Жун Цютянь почувствовала запах овцы, исходящий от Го Мэй, и открыл рот, чтобы укусить ее. Го Мэй увернулась и увидела, что Жун Цютянь и правда был так голоден, что от него остались только кожа да кости. Она прониклась состраданием и побежала к хлебному лотку У Ланьцзы, где купила Жун Цютяню пять больших баоцзы с мясом. После того как Жун Цютянь доел их, у него нашлись силы встать, он схватил Го Мэй и вместе с ней отправился к Куан Сяоцзе искать справедливости. Куан Сяоцзе сказала, откуда в мире возьмется столько справедливости? Я в долгу перед тобой, и я тебе возмещу. На худой конец обручу вас с Го Мэй. Жун Цютянь сказал: «Я не хочу Го Мэй, я хочу быть солдатом». Куан Сяоцзе спросила, почему ты так этого хочешь? Жун Цютянь ответил, если я не стану солдатом, любой может несправедливо обидеть меня. На первый раз спасся, но потом все равно пропаду, рано или поздно я умру в казематах полицейского участка.
Куан Сяоцзе сказала, я несправедливо обидела тебя, но я не допущу, чтобы ты терпел обиду напрасно. Я помогу тебе изменить свой возраст, и ты станешь солдатом.
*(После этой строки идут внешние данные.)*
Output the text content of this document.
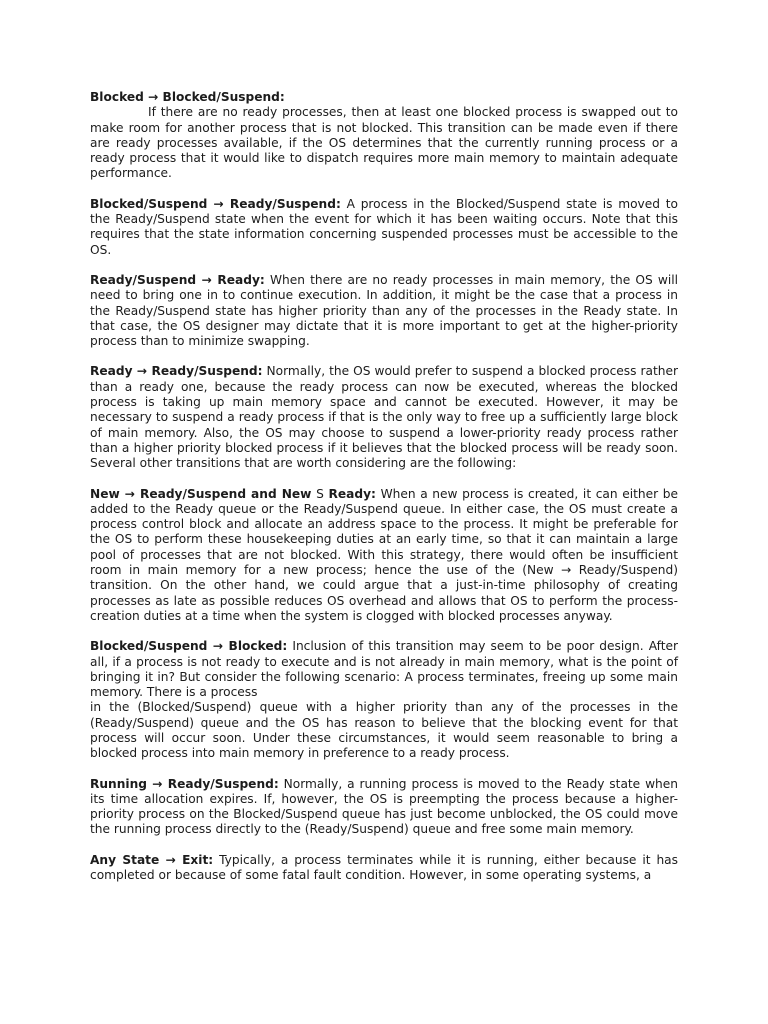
Blocked → Blocked/Suspend:
If there are no ready processes, then at least one blocked process is swapped out to make room for another process that is not blocked. This transition can be made even if there are ready processes available, if the OS determines that the currently running process or a ready process that it would like to dispatch requires more main memory to maintain adequate performance.
Blocked/Suspend → Ready/Suspend: A process in the Blocked/Suspend state is moved to the Ready/Suspend state when the event for which it has been waiting occurs. Note that this requires that the state information concerning suspended processes must be accessible to the OS.
Ready/Suspend → Ready: When there are no ready processes in main memory, the OS will need to bring one in to continue execution. In addition, it might be the case that a process in the Ready/Suspend state has higher priority than any of the processes in the Ready state. In that case, the OS designer may dictate that it is more important to get at the higher-priority process than to minimize swapping.
Ready → Ready/Suspend: Normally, the OS would prefer to suspend a blocked process rather than a ready one, because the ready process can now be executed, whereas the blocked process is taking up main memory space and cannot be executed. However, it may be necessary to suspend a ready process if that is the only way to free up a sufficiently large block of main memory. Also, the OS may choose to suspend a lower-priority ready process rather than a higher priority blocked process if it believes that the blocked process will be ready soon. Several other transitions that are worth considering are the following:
New → Ready/Suspend and New S Ready: When a new process is created, it can either be added to the Ready queue or the Ready/Suspend queue. In either case, the OS must create a process control block and allocate an address space to the process. It might be preferable for the OS to perform these housekeeping duties at an early time, so that it can maintain a large pool of processes that are not blocked. With this strategy, there would often be insufficient room in main memory for a new process; hence the use of the (New → Ready/Suspend) transition. On the other hand, we could argue that a just-in-time philosophy of creating processes as late as possible reduces OS overhead and allows that OS to perform the process-creation duties at a time when the system is clogged with blocked processes anyway.
Blocked/Suspend → Blocked: Inclusion of this transition may seem to be poor design. After all, if a process is not ready to execute and is not already in main memory, what is the point of bringing it in? But consider the following scenario: A process terminates, freeing up some main memory. There is a process
in the (Blocked/Suspend) queue with a higher priority than any of the processes in the (Ready/Suspend) queue and the OS has reason to believe that the blocking event for that process will occur soon. Under these circumstances, it would seem reasonable to bring a blocked process into main memory in preference to a ready process.
Running → Ready/Suspend: Normally, a running process is moved to the Ready state when its time allocation expires. If, however, the OS is preempting the process because a higher-priority process on the Blocked/Suspend queue has just become unblocked, the OS could move the running process directly to the (Ready/Suspend) queue and free some main memory.
Any State → Exit: Typically, a process terminates while it is running, either because it has completed or because of some fatal fault condition. However, in some operating systems, a
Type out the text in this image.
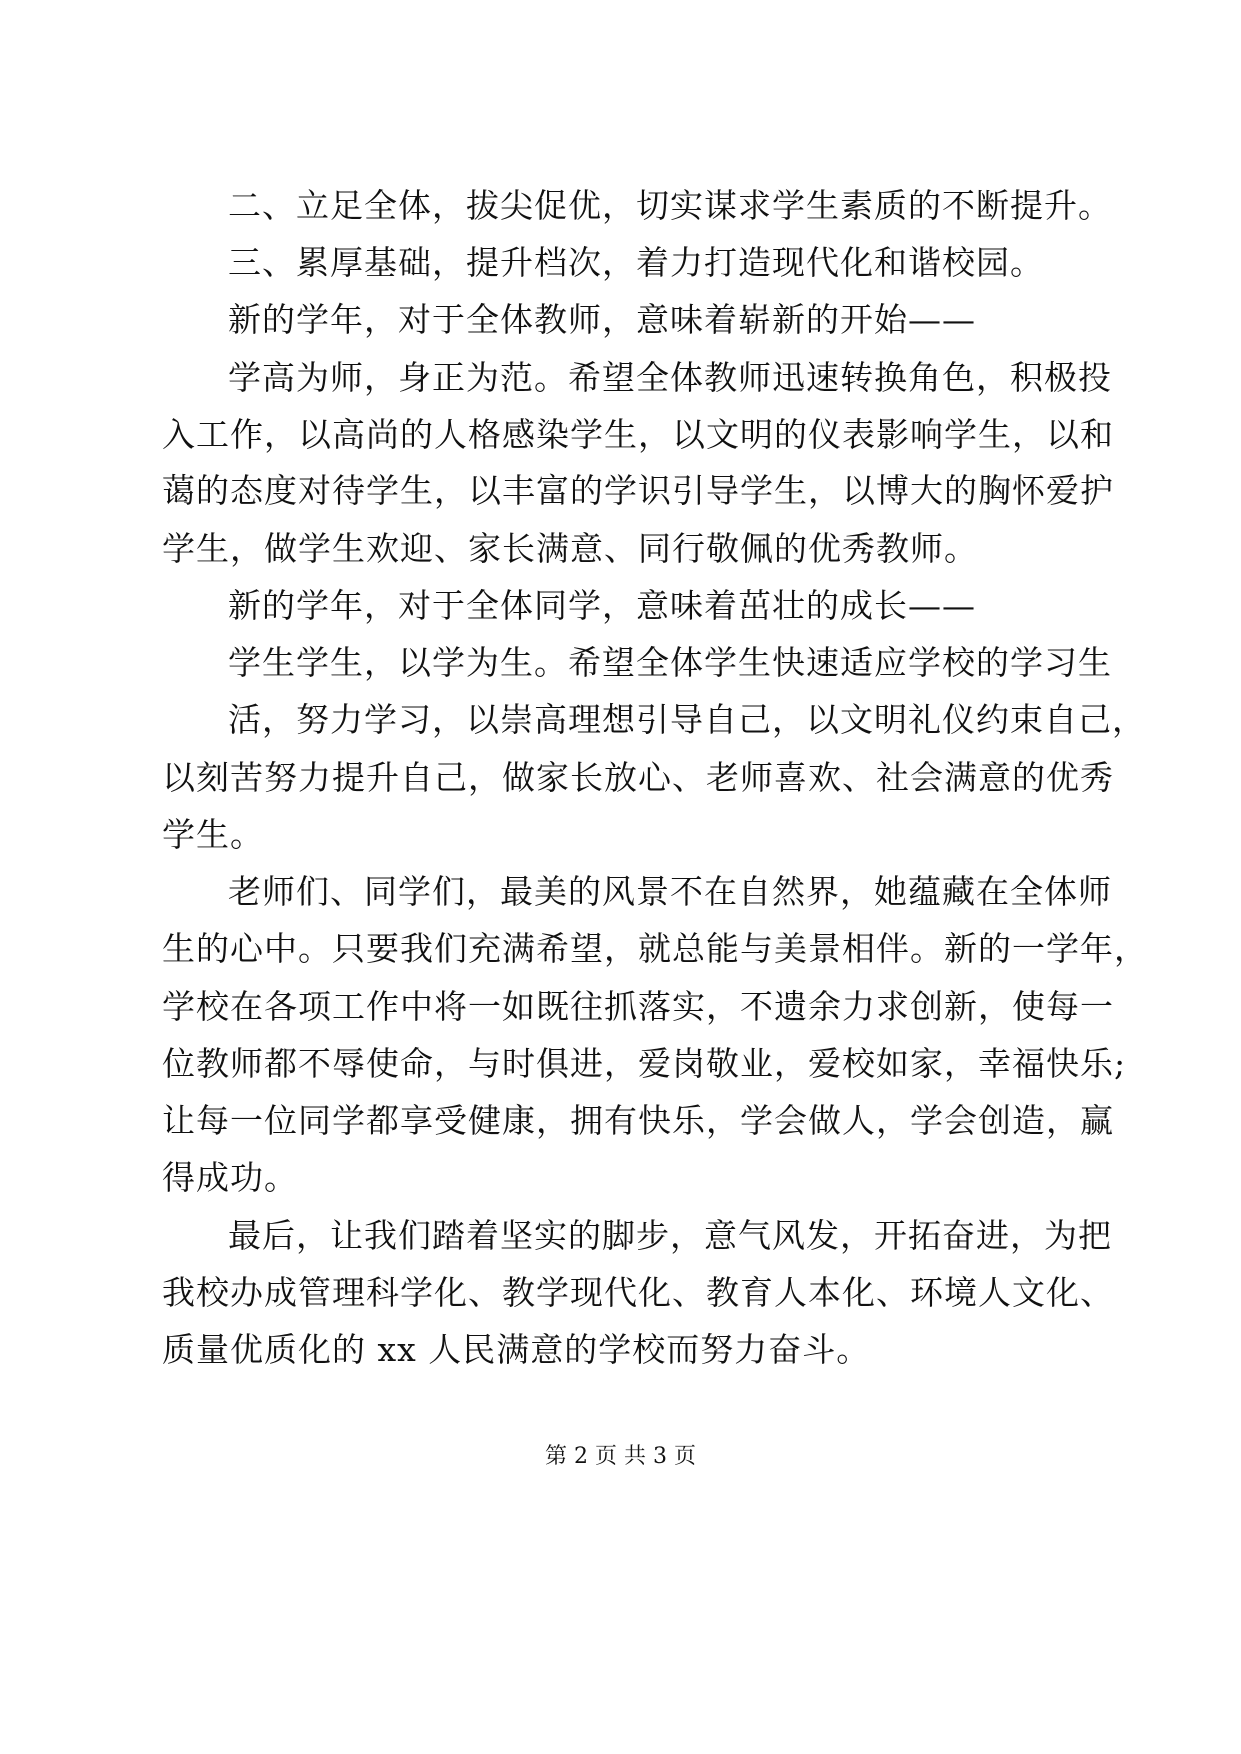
二、立足全体，拔尖促优，切实谋求学生素质的不断提升。
三、累厚基础，提升档次，着力打造现代化和谐校园。
新的学年，对于全体教师，意味着崭新的开始——
学高为师，身正为范。希望全体教师迅速转换角色，积极投
入工作，以高尚的人格感染学生，以文明的仪表影响学生，以和
蔼的态度对待学生，以丰富的学识引导学生，以博大的胸怀爱护
学生，做学生欢迎、家长满意、同行敬佩的优秀教师。
新的学年，对于全体同学，意味着茁壮的成长——
学生学生，以学为生。希望全体学生快速适应学校的学习生
活，努力学习，以崇高理想引导自己，以文明礼仪约束自己，
以刻苦努力提升自己，做家长放心、老师喜欢、社会满意的优秀
学生。
老师们、同学们，最美的风景不在自然界，她蕴藏在全体师
生的心中。只要我们充满希望，就总能与美景相伴。新的一学年，
学校在各项工作中将一如既往抓落实，不遗余力求创新，使每一
位教师都不辱使命，与时俱进，爱岗敬业，爱校如家，幸福快乐;
让每一位同学都享受健康，拥有快乐，学会做人，学会创造，赢
得成功。
最后，让我们踏着坚实的脚步，意气风发，开拓奋进，为把
我校办成管理科学化、教学现代化、教育人本化、环境人文化、
质量优质化的 xx 人民满意的学校而努力奋斗。
第 2 页 共 3 页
Куан Сяоцзе пошла к Сун Чанцзяну и сказала: «Ты без вины держал Жун Цютяня в тюрьме целый месяц по сфабрикованному делу. „Культурная революция“ уже закончилась, почему же дела все еще фабрикуют? Если он каждый день будет писать в ЦК и докладывать о тебе, ты, возможно, больше не сможешь быть полицейским, по крайней мере, не в качестве начальника участка. Ты должен помочь ему переправить возраст и дать ему стать солдатом, считай, так загладишь вину. Он ребенок, не знавший материнской любви, мы не должны его обижать».